Una oleada de desprecio hacia sí mismo tan violenta que lo mareó lo aplastó. Se dobló hacia adelante, con las manos apoyadas en las rodillas, jadeando en busca de aire.
Era un monstruo.
Permaneció ahí otros veinte minutos. Un pequeño montón de colillas se fue acumulando junto a sus caros zapatos. El viento frío finalmente atravesó su entumecimiento y se estremeció violentamente.
Necesitaba irse. Necesitaba esconderse.
Se irguió, los ojos cayendo sobre el informe arrugado en su mano.
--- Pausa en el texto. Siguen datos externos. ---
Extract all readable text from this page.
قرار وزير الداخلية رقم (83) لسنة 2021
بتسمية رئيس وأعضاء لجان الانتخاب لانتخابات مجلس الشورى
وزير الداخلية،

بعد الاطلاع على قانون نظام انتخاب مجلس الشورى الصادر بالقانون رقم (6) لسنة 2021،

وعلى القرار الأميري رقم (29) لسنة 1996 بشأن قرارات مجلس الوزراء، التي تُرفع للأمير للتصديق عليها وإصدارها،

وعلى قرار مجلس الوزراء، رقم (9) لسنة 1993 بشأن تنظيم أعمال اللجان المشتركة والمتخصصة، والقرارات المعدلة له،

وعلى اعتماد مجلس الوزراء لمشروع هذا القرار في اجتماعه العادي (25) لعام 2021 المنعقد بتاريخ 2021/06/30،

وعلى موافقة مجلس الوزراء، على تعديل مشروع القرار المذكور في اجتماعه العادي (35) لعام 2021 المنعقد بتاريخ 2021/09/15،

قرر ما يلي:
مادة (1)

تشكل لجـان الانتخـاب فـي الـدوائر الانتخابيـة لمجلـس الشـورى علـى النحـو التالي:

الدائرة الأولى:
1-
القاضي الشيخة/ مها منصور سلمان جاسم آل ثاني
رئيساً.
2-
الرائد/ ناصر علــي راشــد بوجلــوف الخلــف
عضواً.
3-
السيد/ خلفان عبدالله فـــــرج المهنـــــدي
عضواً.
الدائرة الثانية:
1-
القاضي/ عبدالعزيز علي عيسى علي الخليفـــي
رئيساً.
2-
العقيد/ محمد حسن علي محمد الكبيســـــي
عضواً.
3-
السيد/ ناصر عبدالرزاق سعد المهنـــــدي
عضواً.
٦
Un impulso repentino se apoderó de él —quería que desapareciera, quería quemarlo y borrar del mundo la prueba física de su pecado. Acercó el encendedor a la esquina del papel y lo prendió con la pequeña llama. Luego una bocina sonó desde más abajo en la calle y se sobresaltó, levantando la cabeza con culpa paranoica.
En un arrebato de pura frustración, estrujó el papel en el puño y jaló la puerta del copiloto, metiendo el informe en un grueso fajo de expedientes de adquisiciones corporativas en el asiento. Lanzó el fajo entero con un gruñido gutural.